Since the mapping is 1-1 and we see patterns emerge, we are hinted that there may be biological relevance; especially because different genes yield different patterns. But what exactly are the correlations between the patterns and the biological functions? It would also be very interesting to see mappings of introns/exons colored differently or color amino acids and various codons. One thing is for sure, genomes aren’t just endless columns and rows of letters, they are pictures. It is much easier to compare pictures and discover variations, which can ultimately allow us to find meaningful interpretation from this invaluable data.

Citations:

Jeffrey, H. J., “Chaos game visualization of sequences,” Computers & Graphics 16 (1992), 25-33.

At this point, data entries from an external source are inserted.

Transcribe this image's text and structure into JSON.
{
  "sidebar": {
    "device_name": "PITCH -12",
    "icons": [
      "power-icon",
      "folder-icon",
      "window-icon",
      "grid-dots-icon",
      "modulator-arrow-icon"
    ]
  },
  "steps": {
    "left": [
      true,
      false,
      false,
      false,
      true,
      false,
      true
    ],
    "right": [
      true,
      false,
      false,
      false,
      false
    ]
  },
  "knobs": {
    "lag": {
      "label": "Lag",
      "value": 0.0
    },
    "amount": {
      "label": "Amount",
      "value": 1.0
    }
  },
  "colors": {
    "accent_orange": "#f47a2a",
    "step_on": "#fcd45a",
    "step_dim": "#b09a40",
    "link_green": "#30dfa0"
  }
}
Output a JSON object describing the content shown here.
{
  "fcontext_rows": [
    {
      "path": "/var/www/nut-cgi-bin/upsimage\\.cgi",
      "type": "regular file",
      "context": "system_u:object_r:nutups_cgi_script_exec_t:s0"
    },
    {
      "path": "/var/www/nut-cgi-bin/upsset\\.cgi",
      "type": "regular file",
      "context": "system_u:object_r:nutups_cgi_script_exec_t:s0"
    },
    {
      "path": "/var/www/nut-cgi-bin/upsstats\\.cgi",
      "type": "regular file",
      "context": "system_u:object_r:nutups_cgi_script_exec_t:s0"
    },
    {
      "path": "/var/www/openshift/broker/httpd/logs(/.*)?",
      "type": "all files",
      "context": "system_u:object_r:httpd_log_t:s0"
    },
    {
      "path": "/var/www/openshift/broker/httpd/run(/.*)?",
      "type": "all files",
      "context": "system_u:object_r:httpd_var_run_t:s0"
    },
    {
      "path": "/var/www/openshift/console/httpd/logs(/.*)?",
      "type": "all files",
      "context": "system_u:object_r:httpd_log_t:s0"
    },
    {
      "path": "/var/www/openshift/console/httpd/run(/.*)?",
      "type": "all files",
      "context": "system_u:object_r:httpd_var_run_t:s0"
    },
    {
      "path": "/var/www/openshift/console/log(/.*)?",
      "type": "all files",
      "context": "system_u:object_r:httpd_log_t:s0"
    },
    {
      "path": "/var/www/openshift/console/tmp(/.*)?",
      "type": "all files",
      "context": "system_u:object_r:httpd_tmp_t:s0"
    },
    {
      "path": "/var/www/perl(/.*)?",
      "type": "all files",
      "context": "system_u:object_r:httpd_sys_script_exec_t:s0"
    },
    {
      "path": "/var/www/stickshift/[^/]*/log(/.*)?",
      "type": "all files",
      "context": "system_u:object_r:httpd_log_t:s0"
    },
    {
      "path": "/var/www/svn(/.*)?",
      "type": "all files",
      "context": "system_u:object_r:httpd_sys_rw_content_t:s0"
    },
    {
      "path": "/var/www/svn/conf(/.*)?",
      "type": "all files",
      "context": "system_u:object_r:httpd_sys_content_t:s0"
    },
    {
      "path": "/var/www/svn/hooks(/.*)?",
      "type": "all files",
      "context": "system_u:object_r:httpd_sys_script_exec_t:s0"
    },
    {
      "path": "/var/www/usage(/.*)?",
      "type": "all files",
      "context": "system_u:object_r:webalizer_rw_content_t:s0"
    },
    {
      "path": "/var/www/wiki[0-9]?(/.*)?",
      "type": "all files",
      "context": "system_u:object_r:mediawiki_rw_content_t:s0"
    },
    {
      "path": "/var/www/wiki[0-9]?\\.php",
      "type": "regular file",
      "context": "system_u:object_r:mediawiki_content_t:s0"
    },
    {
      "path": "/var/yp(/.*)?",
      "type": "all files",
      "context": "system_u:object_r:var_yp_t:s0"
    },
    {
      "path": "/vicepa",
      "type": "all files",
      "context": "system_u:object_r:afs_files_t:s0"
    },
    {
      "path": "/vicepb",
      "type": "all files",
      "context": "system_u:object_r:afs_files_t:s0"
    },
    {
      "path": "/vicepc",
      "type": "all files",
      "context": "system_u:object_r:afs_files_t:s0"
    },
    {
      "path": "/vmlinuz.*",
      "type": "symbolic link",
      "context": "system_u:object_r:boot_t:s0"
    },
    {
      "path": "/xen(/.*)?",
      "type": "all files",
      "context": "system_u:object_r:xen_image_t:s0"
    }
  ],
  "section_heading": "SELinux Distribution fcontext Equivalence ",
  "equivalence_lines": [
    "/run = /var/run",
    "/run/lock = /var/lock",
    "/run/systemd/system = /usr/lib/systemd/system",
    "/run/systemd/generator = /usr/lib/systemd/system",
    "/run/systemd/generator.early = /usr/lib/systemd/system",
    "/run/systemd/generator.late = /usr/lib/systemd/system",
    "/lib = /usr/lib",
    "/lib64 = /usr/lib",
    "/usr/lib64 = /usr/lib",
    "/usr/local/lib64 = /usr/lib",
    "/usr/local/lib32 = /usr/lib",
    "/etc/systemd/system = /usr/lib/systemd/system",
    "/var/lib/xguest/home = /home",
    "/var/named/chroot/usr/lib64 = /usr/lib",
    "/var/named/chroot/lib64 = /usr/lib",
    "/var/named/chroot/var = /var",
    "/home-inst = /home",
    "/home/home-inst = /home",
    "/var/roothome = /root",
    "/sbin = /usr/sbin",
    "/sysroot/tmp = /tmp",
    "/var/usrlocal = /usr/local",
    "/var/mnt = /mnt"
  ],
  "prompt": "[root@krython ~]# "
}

Ashlock, D. Golden, J.B., III. Iterated function system fractals for the detection and display of DNA reading frame (2000) ISBN: 0-7803-6375-2

VV Nair, K Vijayan, DP Gopinath ANN based Genome Classifier using Frequency Chaos Game Representation (2010)

6 responses to “Chaos Game Analysis of Genomes”

shljunak

August 29, 2014 at 8:05 am

Awesome post! It inspired this little simple web app
http://codepen.io/alojzije/full/xfmKr

- Mo
  
  August 29, 2014 at 3:11 pm
  
  nice!
  
Pingback: Gene Visualization | Petri Dish Talk
Thibaut Henin

May 4, 2012 at 10:36 am

Some years ago (2006), I’ve done my master thesis [2] about chaos game representation of DNA sequences … and found that those fractal patterns are the representation of “regular languages” [1] embeded in the DNA sequence and proposed a way to filter the representation by removing the patterns. Then, you are allowed to mine the genome and search more precice statistical biais.

The CGR have been used to classify genomes between species : use a probabilistic automata [2], compute an euclidian distance or a principal component analysis [3], use a neural network (cf. your links) or whatever classifying method you want.

My feeling is that the CGR can be usefull to produce beautiful pictures and perhaps to illustrate some result. But everything you can do with CGR can be done without CGR (CGR is just a way to represent word frequencies and organize them in a 2d square). For example, suffix arrays are a far more efficient method to compute those frequencies.

If you have any question about my repport [2], ask me 😉

[1] http://en.wikipedia.org/wiki/Regular_language
[2] ftp://ftp.irisa.fr/local/caps/DEPOTS/RapportsStages2006/Rapport_Henin_Thibaut.pdf
[3] http://mbe.oxfordjournals.org/content/16/10/1391.full.pdf

Joey

March 7, 2012 at 9:46 pm

similar triangles.

beautiful

carl

February 28, 2012 at 4:58 am

A bioinformatics article which is both readable, informative and concise.

Brilliant. And the insight on images? Agree completely.